Cette philosophie est porteuse de la mort. Elle porte en elle les germes de son autodestruction. Car, l’accumulation des biens matériels sans limites se fait au détriment du plus grand nombre.  »Les kuluna en cravates » se livrant à cet exercice ne peuvent tenir le coup qu’ en neutralisant le plus grand nombre et/ou en le soumettant par la peur et la terreur au quotidien. D’où le secours qu’ils cherchent auprès des  »kuluna de la rue ». Cette complémentarité aveuglent les uns et les autres.

D’une part,  »les kuluna en cravates » qui sont  »aux affaires » s’entêtent à ne pas créer la justice sociale et redistributive ; de l’autre part,  »les kuluna de la rue » vivant des miettes qu’ils leur jettent augmentent en nombre. A un certain moment, ils risquent de devenir une armée dressée contre  »leurs créateurs ». Les prisons ne suffiront pas pour les contenir. D’ailleurs, ils pourront y rentrer et en sortir avec l’aide de leurs  »amis en cravates ».

Des démarches refondatrices

Cette culture matérialiste autodestructrice est nihiliste. Elle entretient, chez  »les kulunas en cravates » et chez  »les kuluna de la rue » , le goût de la mort et du suicide collectif. La cupidité, l’avidité et la convoitise sans limites qu’elle provoque trahissent le manque d’un fond spirituel indispensable à la culture de la vie.

L’armée, la police, les services de sécurité ne peuvent rien faire contre cette culture de la mort.  »L’évangile de la prospérité » n’y peut rien. Refonder l’école, la famille et l’université sur les valeurs du  »BOMOTO » dont la justice, la vérité et la solidarité indispensables à la cohésion sociale serait la meilleure voie. Pour y arriver, le changement du rapport des forces entre les minorités éveillées et les deux catégories des  »kuluna » est indispensable. Ils sont le ver dans le fruit du bonheur collectif kongolais. C’est une oeuvre de longue haleine.

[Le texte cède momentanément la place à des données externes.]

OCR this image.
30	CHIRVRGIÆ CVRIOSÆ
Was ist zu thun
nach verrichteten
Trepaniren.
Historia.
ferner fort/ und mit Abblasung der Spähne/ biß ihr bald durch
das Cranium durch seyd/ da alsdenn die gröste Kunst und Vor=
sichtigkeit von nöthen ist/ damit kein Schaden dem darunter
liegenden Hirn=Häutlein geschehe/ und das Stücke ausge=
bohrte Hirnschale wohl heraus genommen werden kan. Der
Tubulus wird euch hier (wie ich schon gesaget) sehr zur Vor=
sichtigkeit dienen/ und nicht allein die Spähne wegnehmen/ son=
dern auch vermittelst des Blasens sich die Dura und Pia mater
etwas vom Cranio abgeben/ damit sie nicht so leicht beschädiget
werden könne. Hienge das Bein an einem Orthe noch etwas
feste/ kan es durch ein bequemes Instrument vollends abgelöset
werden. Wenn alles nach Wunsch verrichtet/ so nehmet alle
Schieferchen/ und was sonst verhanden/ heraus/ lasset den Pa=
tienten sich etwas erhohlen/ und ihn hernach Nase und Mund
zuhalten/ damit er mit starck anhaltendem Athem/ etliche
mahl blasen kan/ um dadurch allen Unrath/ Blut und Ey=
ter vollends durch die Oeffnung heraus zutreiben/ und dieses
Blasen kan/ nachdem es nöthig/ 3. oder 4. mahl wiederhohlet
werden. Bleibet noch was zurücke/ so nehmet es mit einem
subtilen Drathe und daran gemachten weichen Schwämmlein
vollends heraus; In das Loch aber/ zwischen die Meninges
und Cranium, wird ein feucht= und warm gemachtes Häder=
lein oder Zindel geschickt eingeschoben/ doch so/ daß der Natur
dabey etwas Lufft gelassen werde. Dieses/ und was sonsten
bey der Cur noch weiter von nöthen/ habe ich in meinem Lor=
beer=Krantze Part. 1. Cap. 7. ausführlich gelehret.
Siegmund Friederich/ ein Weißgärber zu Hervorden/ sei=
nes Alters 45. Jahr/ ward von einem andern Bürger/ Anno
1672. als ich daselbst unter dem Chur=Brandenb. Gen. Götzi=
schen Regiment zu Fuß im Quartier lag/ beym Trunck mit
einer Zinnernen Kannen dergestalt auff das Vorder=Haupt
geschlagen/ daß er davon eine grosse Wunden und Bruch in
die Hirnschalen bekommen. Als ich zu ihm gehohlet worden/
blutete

On ne sort pas de plus de 130 ans d’esclavage, de colonisation et de néocolonisation indemnes. Ces paradigmes négatifs et de néantisation ont violé notre imaginaire collectif et ont produit chez plusieurs compatriotes la haine de soi et du nous collectif au point de les pousser à être les proies faciles des marchands de la mort. Un retour sur le soi individuel et le nous collectif dans une démarche de refondation nationale souveraine me semble indispensable.

Le fétichisme électoraliste fondé sur une démocratie chimérique ne s’inscrit pas dans cette orientation. Il constitue un mensonge partagé collectivement et entretenu par »des communicateurs » en manque de lucidité et de discernement.

Le Kongo-Kinshasa ne va pas inventer la roue

Les appels à un  »Occident collectif » impliqué dans la même démarche suicidaire sont des signes d’un infantilisme aveuglant. Le Mali et le Burkina Faso attendent qu’ils soient rejoints dans leur fière démarche de la souveraineté difficilement retrouvée, dans leur exigence de respect à l’endroit de leur politique émancipatrice et dans leur libre choix pour la défense des intérêts de leurs peuples respectifs. Ils ont fait un détour par des forums de refondation en recourant au soutien stratégique des  »Etats-civilisations ». Le Kongo-Kinshasa ne va pas inventer la roue.  »Un royaume divisé contre lui-même est voué à sa perte », dirait l’Etranger d’Emmaüs.

Une petite conclusion

Oui, c’est vrai. Guérir de la haine de soi et du nous collectif peut prendre beaucoup de temps. Les ascètes du provisoire devraient être appelés au secours par les jeunes, les hommes et les femmes de bonne volonté que le Kongo-Kinshasa a encore. Malgré tout. Heureusement.